How to Restore Hope

 

  Dr. Mustafa Barghouthi

Sharon's policy of destruction destroys more than buildings.

The European Union has recently said that Israeli Prime Minister Ariel Sharon and the Israeli army have wrought damage worth an estimated 17 million Euros ($14.5 million) on European Union- funded property and projects in Palestine. 

The army has used bulldozers, Apache helicopters and F-16 fighter jets to destroy property that includes a school-building programme, a sea port, Gaza international airport, a radio station and broadcasting studios, the Palestinian Central Bureau of Statistics, greenhouses and an irrigation scheme. Such destruction prompted the European Union foreign affairs commissioner, Chris Patten, to declare he was "shocked and astounded at what is happening." No Europeans were pleased. 

For the past 16 months, however, Israel has carried out a systematic policy of destruction which has included tearing up roads, bombing schools and hospitals, continuously bulldozing and shelling homes, uprooting trees and destroying other agriculture. What surprises me is that this is the first time the scale of the destruction seems to have been mentioned overseas. It is moreover ironic that US taxpayers' money -- in the form of Israeli weaponry -- is being used to destroy European taxpayers' money -- in the form of projects. 
Two questions need to be asked in the face of such policies: first, what can Sharon possibly hope to achieve with such acts? And, second, do these actions really achieve "security"? 

Since his election, Sharon has systematically attacked Palestinian infrastructure and buildings in an attempt to destroy the Palestinian Authority as an institution and to undermine its capabilities. This is a motive in itself, but there is another reason behind his actions: by destroying Palestinian institutions and physical infrastructure, Sharon is nipping the nascent Palestinian state in the bud -- destroying any possible future for the embryonic state. 

Furthermore, by demolishing structures, which can be rebuilt in the long run, he is hoping to destroy an idea and a dream the Palestinian people cherish: that of a future Palestinian state. 

This leads us to the second question: do Sharon's actions provide security for the Israeli people -- the justification for all his destruction? 

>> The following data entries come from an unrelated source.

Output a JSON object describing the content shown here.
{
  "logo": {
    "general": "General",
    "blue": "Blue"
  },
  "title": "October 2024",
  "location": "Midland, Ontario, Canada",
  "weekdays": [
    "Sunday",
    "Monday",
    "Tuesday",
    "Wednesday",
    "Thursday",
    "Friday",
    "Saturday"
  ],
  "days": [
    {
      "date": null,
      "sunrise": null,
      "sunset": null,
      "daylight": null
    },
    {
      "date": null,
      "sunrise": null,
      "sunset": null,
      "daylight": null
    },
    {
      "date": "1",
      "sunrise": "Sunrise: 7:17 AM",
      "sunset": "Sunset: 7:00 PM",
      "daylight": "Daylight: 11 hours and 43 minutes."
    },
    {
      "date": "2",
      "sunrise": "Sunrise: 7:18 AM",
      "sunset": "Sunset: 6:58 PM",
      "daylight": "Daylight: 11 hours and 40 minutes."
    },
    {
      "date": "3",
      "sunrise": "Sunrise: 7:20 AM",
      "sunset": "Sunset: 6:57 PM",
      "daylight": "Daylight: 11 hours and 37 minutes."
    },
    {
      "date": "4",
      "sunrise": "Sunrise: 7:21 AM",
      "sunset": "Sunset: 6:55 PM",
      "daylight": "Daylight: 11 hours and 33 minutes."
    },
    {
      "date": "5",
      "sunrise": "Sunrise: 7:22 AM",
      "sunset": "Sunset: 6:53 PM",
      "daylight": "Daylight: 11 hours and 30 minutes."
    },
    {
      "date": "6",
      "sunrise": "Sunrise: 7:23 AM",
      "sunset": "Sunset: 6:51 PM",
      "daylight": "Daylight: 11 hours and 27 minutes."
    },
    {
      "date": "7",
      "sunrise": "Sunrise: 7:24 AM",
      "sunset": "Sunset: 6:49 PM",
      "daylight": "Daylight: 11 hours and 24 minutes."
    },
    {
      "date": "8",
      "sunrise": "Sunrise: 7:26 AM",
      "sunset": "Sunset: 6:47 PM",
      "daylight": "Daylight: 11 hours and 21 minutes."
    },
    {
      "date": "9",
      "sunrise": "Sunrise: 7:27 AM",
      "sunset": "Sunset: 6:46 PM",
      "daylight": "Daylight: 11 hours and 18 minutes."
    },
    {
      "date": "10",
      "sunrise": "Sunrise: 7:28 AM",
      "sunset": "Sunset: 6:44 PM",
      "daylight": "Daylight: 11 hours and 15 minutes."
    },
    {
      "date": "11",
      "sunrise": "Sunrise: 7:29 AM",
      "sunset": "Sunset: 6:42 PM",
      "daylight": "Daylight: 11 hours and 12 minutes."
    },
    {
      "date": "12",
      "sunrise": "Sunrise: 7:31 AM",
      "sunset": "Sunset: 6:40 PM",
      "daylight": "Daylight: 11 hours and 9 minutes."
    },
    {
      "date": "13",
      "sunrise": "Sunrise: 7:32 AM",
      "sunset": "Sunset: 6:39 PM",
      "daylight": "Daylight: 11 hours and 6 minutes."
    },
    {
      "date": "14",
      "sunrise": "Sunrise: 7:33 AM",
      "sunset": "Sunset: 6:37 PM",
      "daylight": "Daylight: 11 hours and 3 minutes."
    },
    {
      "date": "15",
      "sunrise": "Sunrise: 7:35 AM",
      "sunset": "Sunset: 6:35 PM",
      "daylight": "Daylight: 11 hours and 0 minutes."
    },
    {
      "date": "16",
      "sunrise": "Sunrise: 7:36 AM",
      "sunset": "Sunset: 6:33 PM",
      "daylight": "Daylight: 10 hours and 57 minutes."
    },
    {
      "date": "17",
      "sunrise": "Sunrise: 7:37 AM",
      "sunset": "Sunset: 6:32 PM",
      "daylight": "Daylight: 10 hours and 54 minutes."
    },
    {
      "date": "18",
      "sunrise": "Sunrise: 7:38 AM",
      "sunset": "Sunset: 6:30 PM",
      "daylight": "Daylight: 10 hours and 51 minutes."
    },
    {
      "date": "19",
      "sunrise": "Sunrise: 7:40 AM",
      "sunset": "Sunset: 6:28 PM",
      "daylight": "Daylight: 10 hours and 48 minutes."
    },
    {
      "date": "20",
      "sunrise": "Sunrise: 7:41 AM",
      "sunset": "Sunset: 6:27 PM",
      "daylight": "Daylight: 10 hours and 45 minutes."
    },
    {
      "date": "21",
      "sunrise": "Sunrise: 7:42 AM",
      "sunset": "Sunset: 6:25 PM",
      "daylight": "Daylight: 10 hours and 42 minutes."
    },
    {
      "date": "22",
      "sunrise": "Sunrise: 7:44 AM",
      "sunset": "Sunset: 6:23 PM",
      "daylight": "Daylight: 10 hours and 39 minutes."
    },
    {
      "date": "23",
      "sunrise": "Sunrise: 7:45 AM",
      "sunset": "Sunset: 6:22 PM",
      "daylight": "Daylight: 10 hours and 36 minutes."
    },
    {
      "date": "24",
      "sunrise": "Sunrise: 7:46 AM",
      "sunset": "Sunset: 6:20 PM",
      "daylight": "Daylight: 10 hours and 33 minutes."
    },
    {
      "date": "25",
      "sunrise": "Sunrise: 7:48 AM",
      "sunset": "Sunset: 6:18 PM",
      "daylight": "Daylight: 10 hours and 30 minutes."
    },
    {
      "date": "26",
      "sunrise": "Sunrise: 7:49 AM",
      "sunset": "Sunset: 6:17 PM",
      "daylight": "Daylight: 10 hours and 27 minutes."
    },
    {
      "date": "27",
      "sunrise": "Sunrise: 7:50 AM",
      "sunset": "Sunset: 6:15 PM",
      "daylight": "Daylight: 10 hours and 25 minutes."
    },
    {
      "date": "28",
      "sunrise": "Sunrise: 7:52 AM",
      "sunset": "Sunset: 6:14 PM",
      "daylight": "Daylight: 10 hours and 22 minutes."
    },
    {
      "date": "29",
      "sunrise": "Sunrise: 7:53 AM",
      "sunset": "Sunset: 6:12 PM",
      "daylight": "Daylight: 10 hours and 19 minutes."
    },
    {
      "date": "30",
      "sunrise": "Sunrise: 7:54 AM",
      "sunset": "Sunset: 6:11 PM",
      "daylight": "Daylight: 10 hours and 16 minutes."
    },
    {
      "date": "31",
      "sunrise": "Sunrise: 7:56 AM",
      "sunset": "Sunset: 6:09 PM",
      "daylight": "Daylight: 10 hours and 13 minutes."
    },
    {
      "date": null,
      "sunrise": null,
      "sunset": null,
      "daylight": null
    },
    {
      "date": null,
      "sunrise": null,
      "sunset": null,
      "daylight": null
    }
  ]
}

The obvious answer is no. 

How can making hundreds of people homeless, killing civilians when shelling Palestinian "targets," invading civilian neighbourhoods and blowing up buildings at dawn, then destroying the power and standing of the person and authority that symbolises their aspirations and dreams possibly achieve this? 
Rather, it has the opposite effect. Every one of his attacks is designed deliberately to provoke an adverse reaction. Again, this has been made clear on numerous occasions. When Mr Sharon is not simply destroying buildings, he is implementing an immoral and illegal policy of assassination, continuing settlement expansion unabated, maintaining a siege on the West Bank and Gaza Strip, restricting Palestinians' movement, destroying the economy, and paralysing the health and education sectors. 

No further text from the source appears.